For years, Ryanair had an incredibly limited and uncompromising baggage policy. Passengers could only bring one piece of hand luggage with them onboard the aircraft and the policy was strictly enforced. Gate agents would make everyone demonstrate that their bag could fit in the baggage sizer and if it didn’t, a hefty charge was levied. Even the smallest additional bag had to be consolidated into one.
Many an unfortunate passenger was caught out. Even the dimensions of a permitted cabin bag was different (ie. smaller) on Ryanair than other airlines – including comparable low-cost carriers. Before long, luggage manufacturers even started making cabin bags which were sized just right to travel on Ryanair.
The policy was, perhaps unsurprisingly, incredibly unpopular but then the Irish airline realised it paid to be nicer to its customers. Under its ‘Always Getting Better’ campaign, Ryanair significantly altered its in-cabin baggage policy, allowing passengers to bring two pieces of cabin bag with them for free (one small piece to fit under the seat in front and the other to go in an overhead locker)

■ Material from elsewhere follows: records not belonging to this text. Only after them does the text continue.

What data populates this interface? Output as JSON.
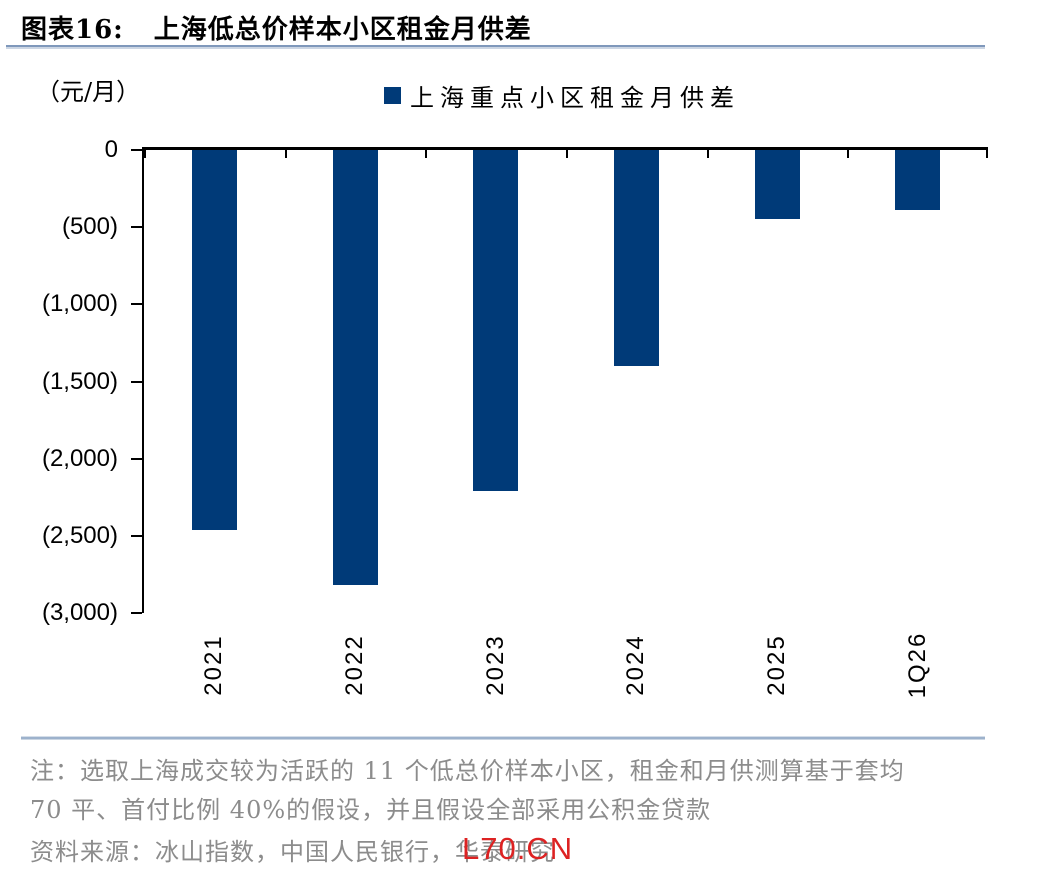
{
  "header": {
    "title_prefix": "图表16:",
    "title": "上海低总价样本小区租金月供差"
  },
  "chart": {
    "unit_label": "（元/月）",
    "legend_label": "上海重点小区租金月供差"
  },
  "chart_data": {
    "type": "bar",
    "title": "上海低总价样本小区租金月供差",
    "series_name": "上海重点小区租金月供差",
    "categories": [
      "2021",
      "2022",
      "2023",
      "2024",
      "2025",
      "1Q26"
    ],
    "values": [
      -2460,
      -2820,
      -2210,
      -1400,
      -450,
      -390
    ],
    "unit": "元/月",
    "ylim": [
      -3000,
      0
    ],
    "y_tick_labels": [
      "0",
      "(500)",
      "(1,000)",
      "(1,500)",
      "(2,000)",
      "(2,500)",
      "(3,000)"
    ],
    "bar_color": "#003a78",
    "grid": false,
    "legend_position": "top-center",
    "x_labels_rotation_deg": -90
  },
  "footer": {
    "note_lines": [
      "注：选取上海成交较为活跃的 11 个低总价样本小区，租金和月供测算基于套均",
      "70 平、首付比例 40%的假设，并且假设全部采用公积金贷款"
    ],
    "source_line": "资料来源：冰山指数，中国人民银行，华泰研究"
  },
  "watermark": {
    "text": "L70.CN",
    "color": "#dd2222"
  }
}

Did being nice cause delays?
At the same time, gate agents and cabin crew became a little bit more relaxed about checking what passengers were bringing onboard but it wasn’t without its problems. Ryanair suddenly found itself facing the same issues that plague other carriers – far too many bags being brought onboard with no space to put them.
Ryanair started to incur delays – an added expense the airline could do without. In an attempt to temporarily relieve the issue, Ryanair started to gate check larger cabin bags for free. Only customers who had bought priority boarding would be guaranteed the opportunity to bring their bags on the plane with them.
But with that came yet more expense and delays. Which is why Ryanair is yet again changing its baggage policy – taking effect from 1st November for all passengers, regardless of when you bought your ticket.
The new baggage policy…
Here are the key changes:
- Only Priority Boarding customers will be able to bring two bags with them in the cabin. Priority boarding costs just €6 but is limited to only 95 passengers per flight (a Ryanair 737 can seat 189 passengers)
- Everyone else will only be allowed to bring one small bag that can fit under the seat in front of them onto the aircraft. For reference, the permitted dimensions are: 40x20x25cm.
- However, you can purchase checked baggage up to a maximum weight of 10kg for €8.
- This is in addition to the standard €25 fee for checked baggage up to a maximum weight of 20kg.
- If a non-priority passenger has a bag which doesn’t fit in the small bag sizer, they will incur a charge of €25 to gate check their cabin bag.
Punctuality, not money making says Ryanair
Ryanair says this change in policy is all about reducing delays – not making money or sneaking in an extra fee. In fact, the airline said in a statement that it might even lose revenue but it wanted to improve punctuality. In addition, Ryanair explained:
“We also believe that bigger bags is a service customers should pay for when our average fare is under €40.”
“This new policy will speed up the boarding and cut flight delays. 60% of customers will be unaffected by these changes and we expect that the other 40% will either choose to buy Priority Boarding or a 10kg check bag or will choose to travel with only one (free) small bag as 30% already do so today,” explained Ryanair’s chief spokesperson, Kenny Jacobs.
Deal struck with pilots union
In more positive news, Ryanair today reached a tentative agreement with a pilots union in Ireland. The FORSA union had led five days of strike action during the summer but after a marathon negotiating session on Wednesday night, the two sides struck a deal.
The proposal will now be put to Ryanair’s directly employed pilots in Ireland, although the union is recommending they vote in favour.
It remains unclear, however, if any progress is being made with unions representing cabin crew at the airline. Flight attendants in several countries, including Spain and Portugal led a 48-hour strike in July and more may follow. The unions are demanding better pay, conditions and locally agreed contracts.